Bolivia sedang bergulat dengan kelangkaan bahan bakar parah yang mengakibatkan antrean panjang di pom bensin, kekurangan dolar AS, dan inflasi yang melonjak. Ekspor gas alam, yang dulunya merupakan sumber pendapatan utama Bolivia, juga telah merosot.
Paz berkampanye dengan slogan “kapitalisme untuk semua”, menjanjikan reformasi pasar bebas dan komitmen untuk membantu masyarakat termiskin dengan program-program sosial. Ia telah berjanji untuk mempermudah akses kredit bagi usaha kecil, menurunkan pajak tertentu, mengurangi tarif impor, memberantas korupsi, dan mendesentralisasikan pemerintahan.
Ia juga telah menyatakan dengan jelas bahwa sekali berkuasa, ia berencana memotong subsidi bahan bakar, yang katanya tidak berkelanjutan. Subsidi tersebut membuat harga bahan bakar relatif rendah – tetapi karena berarti bahan bakar dijual dengan harga di bawah biaya impor – juga menyebabkan kelangkaan dan antrean besar-besaran di pom bensin.
Bolivia telah relatif terisolasi di panggung dunia dalam beberapa tahun terakhir, tetapi kemenangan pemilu Paz dapat menandakan pencairan hubungan antara Bolivia dan Amerika Serikat, yang tidak memiliki hubungan diplomatik formal sejak 2008.
Hubungan antara kedua negara telah tegang sejak 2008 ketika presiden Bolivia saat itu, Evo Morales, mengusir Duta Besar AS dan Administrasi Penegakan Narkoba (DEA) karena dituduh berkonspirasi melawan pemerintahannya. AS berulang kali menuduh Bolivia, salah satu produsen kokain terbesar di dunia, tidak memenuhi kewajiban anti-narkotikanya, dan telah lama mengkritik pengakuannya terhadap presiden Venezuela Nicolás Maduro, yang pemilu terakhirnya secara luas dikutuk secara internasional karena tidak bebas ataupun adil.
Menanggapi kemenangan pemilu Paz, Departemen Luar Negeri AS mengatakan “berharap dapat bermitra dengan Presiden-terpilih @Rodrigo_PazP untuk memulihkan stabilitas ekonomi, memperluas pertumbuhan sektor swasta, dan memperkuat keamanan”. Setelah menjabat, Paz mungkin akan membuat perhitungan bahwa menjauhkan negara dari sekutu termasuk Venezuela dan Kuba dapat membantu membangun kembali hubungan dengan AS.

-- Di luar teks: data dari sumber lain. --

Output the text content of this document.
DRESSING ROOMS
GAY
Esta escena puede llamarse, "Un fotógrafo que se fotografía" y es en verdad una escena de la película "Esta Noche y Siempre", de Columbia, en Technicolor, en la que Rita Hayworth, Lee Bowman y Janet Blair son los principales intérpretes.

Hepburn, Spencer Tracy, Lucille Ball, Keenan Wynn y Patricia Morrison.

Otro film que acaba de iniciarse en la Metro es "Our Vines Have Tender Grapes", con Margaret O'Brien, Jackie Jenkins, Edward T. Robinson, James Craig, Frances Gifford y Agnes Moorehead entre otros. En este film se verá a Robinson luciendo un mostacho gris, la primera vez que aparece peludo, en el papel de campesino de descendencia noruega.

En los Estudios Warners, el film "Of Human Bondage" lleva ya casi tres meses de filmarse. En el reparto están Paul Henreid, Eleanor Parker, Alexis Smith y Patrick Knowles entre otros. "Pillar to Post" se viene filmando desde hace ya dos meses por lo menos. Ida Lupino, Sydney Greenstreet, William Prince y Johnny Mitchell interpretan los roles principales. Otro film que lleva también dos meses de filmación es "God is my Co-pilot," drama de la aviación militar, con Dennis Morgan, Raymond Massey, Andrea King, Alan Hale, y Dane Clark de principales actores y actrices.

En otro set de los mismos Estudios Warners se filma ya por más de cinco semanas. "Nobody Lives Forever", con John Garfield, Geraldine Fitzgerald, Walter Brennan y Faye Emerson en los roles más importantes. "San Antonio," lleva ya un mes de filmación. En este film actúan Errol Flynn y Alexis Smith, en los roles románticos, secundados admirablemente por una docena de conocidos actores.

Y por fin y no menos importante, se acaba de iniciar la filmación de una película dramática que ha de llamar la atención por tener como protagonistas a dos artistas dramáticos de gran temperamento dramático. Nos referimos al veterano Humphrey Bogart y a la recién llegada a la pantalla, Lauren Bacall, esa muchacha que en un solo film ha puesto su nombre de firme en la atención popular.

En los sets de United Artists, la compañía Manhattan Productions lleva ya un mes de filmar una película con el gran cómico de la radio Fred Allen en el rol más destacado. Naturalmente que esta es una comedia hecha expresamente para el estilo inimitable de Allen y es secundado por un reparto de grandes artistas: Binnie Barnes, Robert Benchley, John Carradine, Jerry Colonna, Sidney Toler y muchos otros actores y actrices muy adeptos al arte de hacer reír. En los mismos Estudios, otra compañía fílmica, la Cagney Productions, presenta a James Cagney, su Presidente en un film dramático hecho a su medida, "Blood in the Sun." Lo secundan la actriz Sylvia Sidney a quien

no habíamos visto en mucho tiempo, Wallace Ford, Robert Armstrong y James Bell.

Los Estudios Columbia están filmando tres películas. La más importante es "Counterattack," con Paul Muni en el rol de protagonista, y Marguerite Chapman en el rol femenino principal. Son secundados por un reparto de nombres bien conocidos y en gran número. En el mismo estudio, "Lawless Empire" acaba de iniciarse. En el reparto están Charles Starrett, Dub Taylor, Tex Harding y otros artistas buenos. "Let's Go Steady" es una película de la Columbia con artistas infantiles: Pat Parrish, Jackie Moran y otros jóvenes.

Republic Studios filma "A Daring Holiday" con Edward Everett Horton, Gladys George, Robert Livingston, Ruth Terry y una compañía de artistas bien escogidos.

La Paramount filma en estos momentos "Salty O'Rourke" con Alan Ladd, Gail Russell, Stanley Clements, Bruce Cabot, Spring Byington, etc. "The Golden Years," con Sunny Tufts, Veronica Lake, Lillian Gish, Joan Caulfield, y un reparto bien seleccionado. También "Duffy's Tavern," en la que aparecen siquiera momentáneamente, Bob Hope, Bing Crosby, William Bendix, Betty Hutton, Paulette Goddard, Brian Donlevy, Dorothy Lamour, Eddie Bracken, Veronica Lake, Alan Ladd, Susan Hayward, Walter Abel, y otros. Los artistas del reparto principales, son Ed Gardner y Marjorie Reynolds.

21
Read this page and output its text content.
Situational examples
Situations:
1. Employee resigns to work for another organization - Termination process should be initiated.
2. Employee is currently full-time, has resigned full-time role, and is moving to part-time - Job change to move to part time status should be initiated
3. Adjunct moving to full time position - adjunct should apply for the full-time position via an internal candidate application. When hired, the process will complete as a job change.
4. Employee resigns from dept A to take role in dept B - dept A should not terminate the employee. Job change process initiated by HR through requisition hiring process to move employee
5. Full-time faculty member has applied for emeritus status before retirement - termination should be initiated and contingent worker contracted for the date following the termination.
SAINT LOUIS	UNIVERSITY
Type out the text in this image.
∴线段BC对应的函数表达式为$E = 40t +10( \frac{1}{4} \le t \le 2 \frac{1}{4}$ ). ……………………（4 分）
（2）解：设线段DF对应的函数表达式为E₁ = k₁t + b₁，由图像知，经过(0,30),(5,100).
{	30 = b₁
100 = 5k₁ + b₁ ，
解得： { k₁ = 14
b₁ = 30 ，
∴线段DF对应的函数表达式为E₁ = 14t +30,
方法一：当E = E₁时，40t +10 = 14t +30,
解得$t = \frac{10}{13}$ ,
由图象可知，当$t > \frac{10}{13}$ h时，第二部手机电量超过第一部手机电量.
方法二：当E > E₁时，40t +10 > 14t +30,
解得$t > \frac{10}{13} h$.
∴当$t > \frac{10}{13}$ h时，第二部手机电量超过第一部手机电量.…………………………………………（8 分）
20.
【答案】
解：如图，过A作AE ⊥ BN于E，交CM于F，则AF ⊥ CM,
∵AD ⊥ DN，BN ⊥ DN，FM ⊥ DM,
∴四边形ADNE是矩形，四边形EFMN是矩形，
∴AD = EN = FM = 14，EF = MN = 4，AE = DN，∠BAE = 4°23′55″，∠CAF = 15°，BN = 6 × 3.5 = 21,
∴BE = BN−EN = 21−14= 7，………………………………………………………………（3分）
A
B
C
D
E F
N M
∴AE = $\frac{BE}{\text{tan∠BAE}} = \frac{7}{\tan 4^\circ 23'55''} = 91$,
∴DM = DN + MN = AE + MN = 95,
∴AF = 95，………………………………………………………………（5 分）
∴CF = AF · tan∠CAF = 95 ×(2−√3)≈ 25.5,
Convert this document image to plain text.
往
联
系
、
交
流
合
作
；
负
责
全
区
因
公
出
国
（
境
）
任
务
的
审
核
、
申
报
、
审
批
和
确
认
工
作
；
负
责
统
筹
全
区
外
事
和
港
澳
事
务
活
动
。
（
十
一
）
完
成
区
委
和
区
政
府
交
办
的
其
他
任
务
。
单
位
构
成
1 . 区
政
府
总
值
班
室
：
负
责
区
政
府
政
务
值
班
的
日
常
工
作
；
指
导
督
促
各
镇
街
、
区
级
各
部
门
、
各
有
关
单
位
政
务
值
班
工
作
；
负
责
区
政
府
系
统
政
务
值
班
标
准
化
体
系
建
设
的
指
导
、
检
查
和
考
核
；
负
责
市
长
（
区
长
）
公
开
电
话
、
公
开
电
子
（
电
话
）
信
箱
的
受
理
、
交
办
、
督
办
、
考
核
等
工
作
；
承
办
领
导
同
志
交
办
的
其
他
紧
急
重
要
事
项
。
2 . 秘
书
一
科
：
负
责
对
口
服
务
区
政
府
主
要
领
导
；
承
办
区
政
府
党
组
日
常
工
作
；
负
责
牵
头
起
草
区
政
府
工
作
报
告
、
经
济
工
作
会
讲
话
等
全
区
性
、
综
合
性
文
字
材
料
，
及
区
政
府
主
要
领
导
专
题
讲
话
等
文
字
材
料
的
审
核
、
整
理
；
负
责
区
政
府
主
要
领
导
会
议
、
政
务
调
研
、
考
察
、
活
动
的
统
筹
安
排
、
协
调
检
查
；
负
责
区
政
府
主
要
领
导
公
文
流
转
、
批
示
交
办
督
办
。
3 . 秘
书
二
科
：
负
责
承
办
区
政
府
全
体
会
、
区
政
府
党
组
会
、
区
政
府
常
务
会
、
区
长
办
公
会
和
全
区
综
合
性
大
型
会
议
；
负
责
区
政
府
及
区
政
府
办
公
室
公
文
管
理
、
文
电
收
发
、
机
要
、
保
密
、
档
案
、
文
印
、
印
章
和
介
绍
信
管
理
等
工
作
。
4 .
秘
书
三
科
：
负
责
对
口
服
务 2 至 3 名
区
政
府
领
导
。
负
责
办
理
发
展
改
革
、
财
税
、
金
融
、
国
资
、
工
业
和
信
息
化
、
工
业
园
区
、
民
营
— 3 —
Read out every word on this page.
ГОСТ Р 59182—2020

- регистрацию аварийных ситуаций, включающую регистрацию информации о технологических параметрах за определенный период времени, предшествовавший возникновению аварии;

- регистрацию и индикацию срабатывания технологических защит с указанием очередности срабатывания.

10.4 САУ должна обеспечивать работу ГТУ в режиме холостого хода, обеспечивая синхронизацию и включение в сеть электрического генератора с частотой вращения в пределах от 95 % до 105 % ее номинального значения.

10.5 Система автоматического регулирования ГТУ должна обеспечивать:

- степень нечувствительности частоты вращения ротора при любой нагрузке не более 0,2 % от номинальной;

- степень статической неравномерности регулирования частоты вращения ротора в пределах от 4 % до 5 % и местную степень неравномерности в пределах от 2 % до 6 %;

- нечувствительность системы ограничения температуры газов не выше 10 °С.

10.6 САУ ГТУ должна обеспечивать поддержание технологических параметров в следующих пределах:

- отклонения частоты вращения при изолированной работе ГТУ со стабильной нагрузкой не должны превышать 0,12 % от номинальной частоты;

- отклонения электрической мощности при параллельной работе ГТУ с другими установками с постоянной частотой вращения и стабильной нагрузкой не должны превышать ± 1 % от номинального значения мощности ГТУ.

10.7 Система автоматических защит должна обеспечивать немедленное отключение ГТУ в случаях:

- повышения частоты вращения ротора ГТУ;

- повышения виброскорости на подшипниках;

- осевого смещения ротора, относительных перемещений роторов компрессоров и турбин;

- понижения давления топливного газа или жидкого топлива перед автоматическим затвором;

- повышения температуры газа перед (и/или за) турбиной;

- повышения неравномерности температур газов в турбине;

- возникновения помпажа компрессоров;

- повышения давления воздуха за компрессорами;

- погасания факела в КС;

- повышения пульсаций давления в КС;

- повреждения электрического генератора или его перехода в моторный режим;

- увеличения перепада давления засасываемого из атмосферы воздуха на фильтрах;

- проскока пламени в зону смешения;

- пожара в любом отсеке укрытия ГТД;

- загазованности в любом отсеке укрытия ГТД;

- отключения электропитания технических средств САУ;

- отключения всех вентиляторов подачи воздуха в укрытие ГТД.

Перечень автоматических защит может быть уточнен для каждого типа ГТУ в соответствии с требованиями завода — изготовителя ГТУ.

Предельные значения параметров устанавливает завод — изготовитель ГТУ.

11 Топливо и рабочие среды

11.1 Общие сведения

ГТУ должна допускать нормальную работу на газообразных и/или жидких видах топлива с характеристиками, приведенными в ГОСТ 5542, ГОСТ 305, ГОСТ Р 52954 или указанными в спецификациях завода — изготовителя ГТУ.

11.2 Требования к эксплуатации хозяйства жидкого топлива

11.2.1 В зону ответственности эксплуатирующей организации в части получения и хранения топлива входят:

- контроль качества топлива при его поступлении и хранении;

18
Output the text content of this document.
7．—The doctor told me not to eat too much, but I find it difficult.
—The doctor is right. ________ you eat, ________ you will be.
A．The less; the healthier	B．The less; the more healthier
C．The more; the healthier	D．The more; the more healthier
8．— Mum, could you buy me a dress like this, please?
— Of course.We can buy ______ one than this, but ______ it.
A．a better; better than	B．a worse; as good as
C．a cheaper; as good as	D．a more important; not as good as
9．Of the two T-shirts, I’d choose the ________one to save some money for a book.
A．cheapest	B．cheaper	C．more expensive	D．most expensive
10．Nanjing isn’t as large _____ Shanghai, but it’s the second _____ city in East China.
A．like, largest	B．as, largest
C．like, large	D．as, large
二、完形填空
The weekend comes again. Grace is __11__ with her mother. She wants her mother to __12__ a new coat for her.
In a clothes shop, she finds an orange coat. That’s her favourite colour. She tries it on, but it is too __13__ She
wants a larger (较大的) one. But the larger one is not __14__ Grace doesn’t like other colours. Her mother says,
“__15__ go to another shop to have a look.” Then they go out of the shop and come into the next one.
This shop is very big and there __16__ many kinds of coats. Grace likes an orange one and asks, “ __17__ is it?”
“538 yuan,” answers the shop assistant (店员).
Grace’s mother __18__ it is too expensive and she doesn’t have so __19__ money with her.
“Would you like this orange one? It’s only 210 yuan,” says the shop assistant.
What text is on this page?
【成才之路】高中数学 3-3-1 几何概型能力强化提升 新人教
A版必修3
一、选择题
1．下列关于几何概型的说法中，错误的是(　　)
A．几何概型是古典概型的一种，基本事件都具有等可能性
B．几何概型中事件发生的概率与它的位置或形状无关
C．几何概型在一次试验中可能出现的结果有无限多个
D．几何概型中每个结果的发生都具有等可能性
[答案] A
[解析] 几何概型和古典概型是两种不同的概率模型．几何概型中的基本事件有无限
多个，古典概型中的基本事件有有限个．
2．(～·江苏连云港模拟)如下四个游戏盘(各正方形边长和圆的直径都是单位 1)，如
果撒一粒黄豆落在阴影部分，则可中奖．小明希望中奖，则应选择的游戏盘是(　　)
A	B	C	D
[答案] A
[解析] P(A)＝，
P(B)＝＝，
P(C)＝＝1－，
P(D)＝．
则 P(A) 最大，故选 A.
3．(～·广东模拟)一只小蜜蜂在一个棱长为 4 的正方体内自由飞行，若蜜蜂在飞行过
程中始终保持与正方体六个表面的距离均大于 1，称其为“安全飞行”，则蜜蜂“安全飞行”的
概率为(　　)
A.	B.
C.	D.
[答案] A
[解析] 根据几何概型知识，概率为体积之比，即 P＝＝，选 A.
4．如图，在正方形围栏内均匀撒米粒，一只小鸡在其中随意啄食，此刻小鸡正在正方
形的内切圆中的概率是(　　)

Mengenai Tiongkok, mitra dagang penting bagi Bolivia yang merupakan sumber banyak impor dan tujuan utama ekspor mineral dan lithium Bolivia, Paz kemungkinan akan berusaha mengamankan investasi asing dan ekspor baru.
Pilihan Paz untuk wakil presiden diduga membantunya menarik pemilih kelas pekerja dan warga Bolivia yang frustasi dengan korupsi pemerintah. Mantan kapten polisi, wakil presiden-terpilih Edman Lara, dikenal karena latar belakangnya yang sederhana dan membongkar korupsi di kepolisian. Ia juga memiliki banyak pengikut di media sosial.
Pada bulan-bulan menjelang pemungutan suara, popularitas Mas telah tergoyahkan oleh perpecahan tajam antara dua tokohnya paling terkenal: mantan presiden Evo Morales, dan presiden petahana Luis Arce. Morales, yang menjabat dari 2006-2019, didiskualifikasi dari pencalonan dalam pemilu ini karena putusan yang membatasi presiden untuk dua periode jabatan. Karena Morales telah menjabat total tiga kali sebagai presiden – satu periode sebelum batas dua periode konstitusional berlaku – ia tidak dapat mencalonkan diri lagi untuk jabatan tertinggi tersebut.
Dituduh melakukan perkosaan statutory dan memiliki anak dengan seorang remaja – tuduhan yang dibantahnya dan katanya dimotivasi secara politis – ia telah tinggal di kubu kuatnya di Chapare, di mana ia dilindungi oleh pendukung setianya yang terkadang menggelar unjuk rasa dan blokir jalan di seluruh negeri yang berujung bentrokan. Karena pemungutan suara wajib di Bolivia, ia mendesak pendukungnya untuk mencoblos tidak sah daripada memberikan suara untuk salah satu dari dua kandidat dalam putaran kedua.
Bagi banyak warga Bolivia, hasil pemilu ini mencerminkan keinginan akan perubahan dan pembaruan. Tetapi Paz mewarisi keadaan ekonomi yang sulit dan negara yang terpolarisasi secara tajam. Memulihkan kredibilitas ekonomi dan menyatukan negara yang terpecah belah menjadi banyak faksi setelah bertahun-tahun gejolak politik bukanlah tugas yang mudah.
Paz akan dilantik pada 8 November 2025.